Da una storia vera. Fine anni settanta; James (Gooding Jr.), chiamato da
tutti Radio per la sua passione per le radioline d’epoca, è un ragazzo “un
po’ più lento degli altri” che conduce una vita solitaria in una piccola
provincia americana. Quando Harold Jones (Harris), insegnante alla scuola
superiore della cittadina e allenatore della popolarissima squadra di
football dell’istituto, lo avvicinerà e se lo farà amico, Radio avrà modo di
uscire dalla sua condizione di emarginato e diverrà la mascotte della
squadra. Alcuni membri della comunità, però, faranno fatica ad accettare la
sua diversità.
Ennesima storia edificante di stampo hollywoodiano sul rapporto con il
diverso, questo di Tollin (al suo esordio in Italia) è un film che non
brilla per originalità e che può far arricciare il naso a più di uno
spettatore in quanto tipico esempio di come gli statunitensi si ostinino a
vendere sottobanco il proprio modello di società attraverso il cinema. Ma se
i cugini d’oltre oceano sono praticamente gli unici a produrre pellicole a
sfondo didattico per famiglie, allora non ha senso lamentarsi per il fatto
di dover assistere ancora una volta alla compagine sportiva della high
school, alle ragazze pon-pon, al negozio del barbiere in cui confluiscono
uomini in divisa da boscaiolo con le bottiglie di birra in mano e ad altri
souvenir del genere. Se in Italia si distribuissero soltanto prodotti
nostrani, cosa faremmo vedere a figli e nipotini? NATALE IN INDIA?
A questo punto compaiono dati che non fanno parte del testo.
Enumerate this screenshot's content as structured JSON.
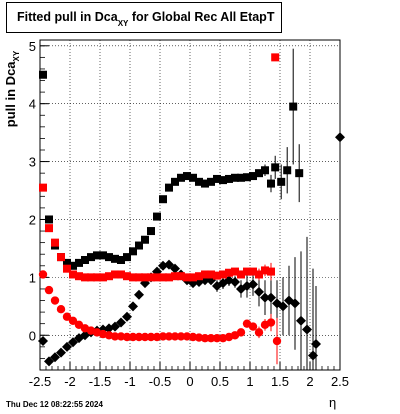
{
  "title": {
    "main": "Fitted pull in Dca",
    "sub": "XY",
    "rest": " for Global Rec All EtapT"
  },
  "ylabel": {
    "main": "pull in Dca",
    "sub": "XY"
  },
  "xlabel": "η",
  "footer": "Thu Dec 12 08:22:55 2024",
  "colors": {
    "black_series": "#000000",
    "red_series": "#ff0000",
    "grid": "#000000"
  },
  "chart_data": {
    "type": "scatter",
    "xlim": [
      -2.5,
      2.5
    ],
    "ylim": [
      -0.6,
      5.1
    ],
    "xticks": [
      "-2.5",
      "-2",
      "-1.5",
      "-1",
      "-0.5",
      "0",
      "0.5",
      "1",
      "1.5",
      "2",
      "2.5"
    ],
    "yticks": [
      "0",
      "1",
      "2",
      "3",
      "4",
      "5"
    ],
    "grid": true,
    "series": [
      {
        "marker": "square",
        "color": "#000000",
        "x": [
          -2.45,
          -2.35,
          -2.25,
          -2.15,
          -2.05,
          -1.95,
          -1.85,
          -1.75,
          -1.65,
          -1.55,
          -1.45,
          -1.35,
          -1.25,
          -1.15,
          -1.05,
          -0.95,
          -0.85,
          -0.75,
          -0.65,
          -0.55,
          -0.45,
          -0.35,
          -0.25,
          -0.15,
          -0.05,
          0.05,
          0.15,
          0.25,
          0.35,
          0.45,
          0.55,
          0.65,
          0.75,
          0.85,
          0.95,
          1.05,
          1.15,
          1.25,
          1.35,
          1.42,
          1.52,
          1.62,
          1.72,
          1.82
        ],
        "y": [
          4.5,
          2.0,
          1.55,
          1.35,
          1.25,
          1.2,
          1.25,
          1.3,
          1.35,
          1.38,
          1.38,
          1.35,
          1.32,
          1.3,
          1.35,
          1.45,
          1.55,
          1.65,
          1.8,
          2.05,
          2.35,
          2.55,
          2.65,
          2.72,
          2.75,
          2.72,
          2.65,
          2.62,
          2.65,
          2.7,
          2.68,
          2.7,
          2.72,
          2.72,
          2.73,
          2.75,
          2.8,
          2.85,
          2.62,
          2.9,
          2.65,
          2.85,
          3.95,
          2.8
        ],
        "err": [
          0,
          0,
          0,
          0,
          0,
          0,
          0,
          0,
          0,
          0,
          0,
          0,
          0,
          0,
          0,
          0,
          0,
          0,
          0,
          0,
          0,
          0,
          0,
          0,
          0,
          0,
          0,
          0,
          0,
          0,
          0,
          0,
          0,
          0,
          0,
          0,
          0,
          0.1,
          0.15,
          0.2,
          0.3,
          0.4,
          1.0,
          0.5
        ]
      },
      {
        "marker": "diamond",
        "color": "#000000",
        "x": [
          -2.45,
          -2.35,
          -2.25,
          -2.15,
          -2.05,
          -1.95,
          -1.85,
          -1.75,
          -1.65,
          -1.55,
          -1.45,
          -1.35,
          -1.25,
          -1.15,
          -1.05,
          -0.95,
          -0.85,
          -0.75,
          -0.65,
          -0.55,
          -0.45,
          -0.35,
          -0.25,
          -0.15,
          -0.05,
          0.05,
          0.15,
          0.25,
          0.35,
          0.45,
          0.55,
          0.65,
          0.75,
          0.85,
          0.95,
          1.05,
          1.15,
          1.25,
          1.35,
          1.45,
          1.55,
          1.65,
          1.75,
          1.85,
          1.95,
          2.05,
          2.1,
          2.5
        ],
        "y": [
          -0.1,
          -0.45,
          -0.38,
          -0.3,
          -0.2,
          -0.12,
          -0.05,
          0.0,
          0.05,
          0.08,
          0.1,
          0.12,
          0.15,
          0.22,
          0.32,
          0.5,
          0.7,
          0.9,
          1.0,
          1.1,
          1.2,
          1.22,
          1.15,
          1.05,
          0.95,
          0.9,
          0.92,
          0.95,
          0.95,
          0.85,
          0.9,
          0.95,
          0.92,
          0.8,
          0.85,
          0.88,
          0.75,
          0.65,
          0.65,
          0.55,
          0.5,
          0.6,
          0.55,
          0.25,
          0.1,
          -0.35,
          -0.15,
          3.42
        ],
        "err": [
          0,
          0,
          0,
          0,
          0,
          0,
          0,
          0,
          0,
          0,
          0,
          0,
          0,
          0,
          0,
          0,
          0,
          0,
          0,
          0,
          0,
          0,
          0,
          0,
          0,
          0,
          0,
          0,
          0,
          0.1,
          0.1,
          0.1,
          0.1,
          0.15,
          0.2,
          0.2,
          0.25,
          0.3,
          0.3,
          0.4,
          0.5,
          0.6,
          0.8,
          1.2,
          1.6,
          1.5,
          1.0,
          0.0
        ]
      },
      {
        "marker": "square",
        "color": "#ff0000",
        "x": [
          -2.45,
          -2.35,
          -2.25,
          -2.15,
          -2.05,
          -1.95,
          -1.85,
          -1.75,
          -1.65,
          -1.55,
          -1.45,
          -1.35,
          -1.25,
          -1.15,
          -1.05,
          -0.95,
          -0.85,
          -0.75,
          -0.65,
          -0.55,
          -0.45,
          -0.35,
          -0.25,
          -0.15,
          -0.05,
          0.05,
          0.15,
          0.25,
          0.35,
          0.45,
          0.55,
          0.65,
          0.75,
          0.85,
          0.95,
          1.05,
          1.15,
          1.25,
          1.35,
          1.42
        ],
        "y": [
          2.55,
          1.85,
          1.6,
          1.35,
          1.15,
          1.05,
          1.02,
          1.0,
          1.0,
          1.0,
          1.0,
          1.02,
          1.05,
          1.05,
          1.02,
          1.0,
          1.0,
          1.0,
          1.0,
          1.0,
          1.0,
          1.0,
          1.02,
          1.02,
          1.0,
          1.0,
          1.02,
          1.05,
          1.05,
          1.03,
          1.05,
          1.08,
          1.1,
          1.05,
          1.1,
          1.1,
          1.05,
          1.12,
          1.1,
          4.8
        ],
        "err": [
          0,
          0,
          0,
          0,
          0,
          0,
          0,
          0,
          0,
          0,
          0,
          0,
          0,
          0,
          0,
          0,
          0,
          0,
          0,
          0,
          0,
          0,
          0,
          0,
          0,
          0,
          0,
          0,
          0,
          0,
          0,
          0,
          0,
          0,
          0,
          0,
          0.1,
          0.1,
          0.15,
          0.0
        ]
      },
      {
        "marker": "circle",
        "color": "#ff0000",
        "x": [
          -2.45,
          -2.35,
          -2.25,
          -2.15,
          -2.05,
          -1.95,
          -1.85,
          -1.75,
          -1.65,
          -1.55,
          -1.45,
          -1.35,
          -1.25,
          -1.15,
          -1.05,
          -0.95,
          -0.85,
          -0.75,
          -0.65,
          -0.55,
          -0.45,
          -0.35,
          -0.25,
          -0.15,
          -0.05,
          0.05,
          0.15,
          0.25,
          0.35,
          0.45,
          0.55,
          0.65,
          0.75,
          0.85,
          0.95,
          1.05,
          1.15,
          1.25,
          1.35,
          1.45
        ],
        "y": [
          1.05,
          0.78,
          0.6,
          0.45,
          0.32,
          0.25,
          0.18,
          0.12,
          0.08,
          0.05,
          0.02,
          0.0,
          -0.02,
          -0.02,
          -0.03,
          -0.03,
          -0.03,
          -0.03,
          -0.03,
          -0.03,
          -0.02,
          -0.02,
          -0.02,
          -0.02,
          -0.02,
          -0.03,
          -0.04,
          -0.05,
          -0.05,
          -0.05,
          -0.05,
          -0.03,
          0.0,
          0.05,
          0.2,
          0.15,
          0.05,
          0.18,
          0.22,
          -0.1
        ],
        "err": [
          0,
          0,
          0,
          0,
          0,
          0,
          0,
          0,
          0,
          0,
          0,
          0,
          0,
          0,
          0,
          0,
          0,
          0,
          0,
          0,
          0,
          0,
          0,
          0,
          0,
          0,
          0,
          0,
          0,
          0,
          0,
          0,
          0,
          0,
          0,
          0.05,
          0.1,
          0.1,
          0.15,
          0.4
        ]
      }
    ]
  }
}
Al di là di queste constatazioni, comunque, MI CHIAMANO RADIO rimane un
prodotto confezionato con cura in cui i vari elementi, ancorché triti, sono
assemblati in modo semplice ma efficace, e i momenti di umorismo o
commozione sono ben distribuiti e spesso riusciti, soprattutto grazie alla
prova di un Ed Harris che esegue il proprio compito con grande
professionalità e un Gooding Jr. perfettamente nella parte e molto più
convincente di quando vinse l’Oscar per JERRY MAGUIRE. L’inevitabile
manicheismo con cui vengono delineati i personaggi stavolta è sin troppo
smaccato, ma il target e la finalità del film giustificano questa scelta.
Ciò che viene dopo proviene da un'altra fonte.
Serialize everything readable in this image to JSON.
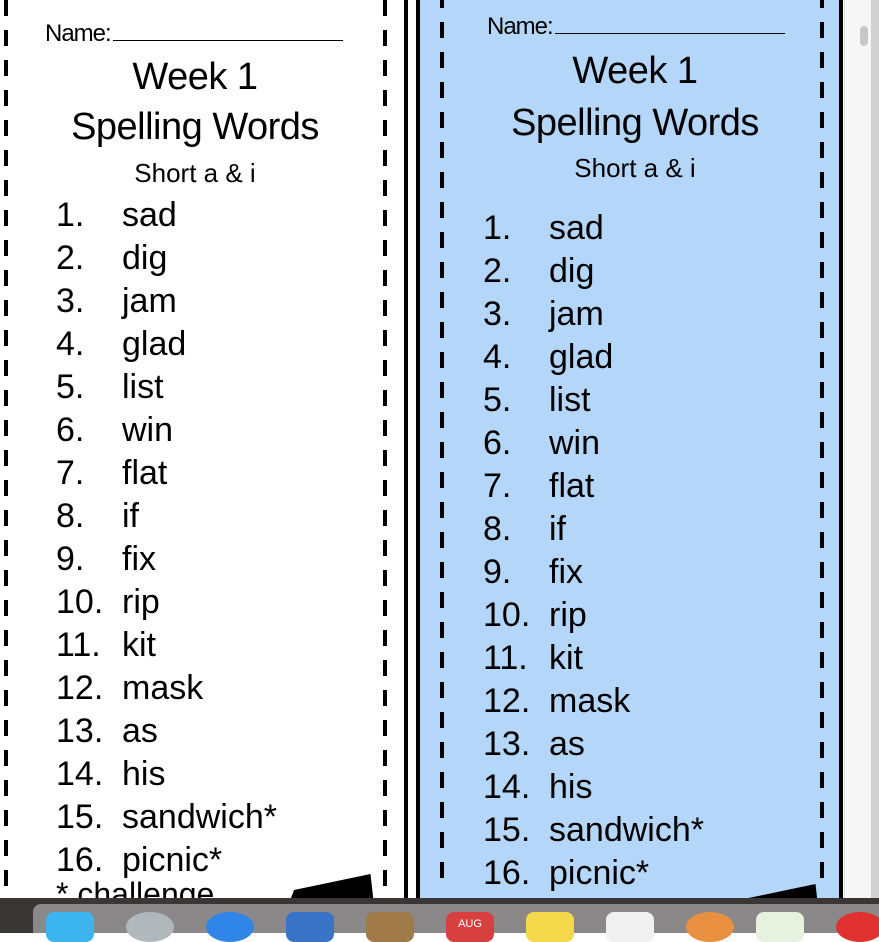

E se durante i titoli di coda ci ritroveremo a sorridere nel vedere il vero
Radio, oggi cinquantenne, alla guida della squadra scolastica al posto del
vecchio amico Harold, allora ci accorgeremo di esserci affezionati alla
storia della sua vita, e ci renderemo conto ancora una volta che racconti
come questo non passeranno mai di moda.
Ventenni e america-fobici astengansi.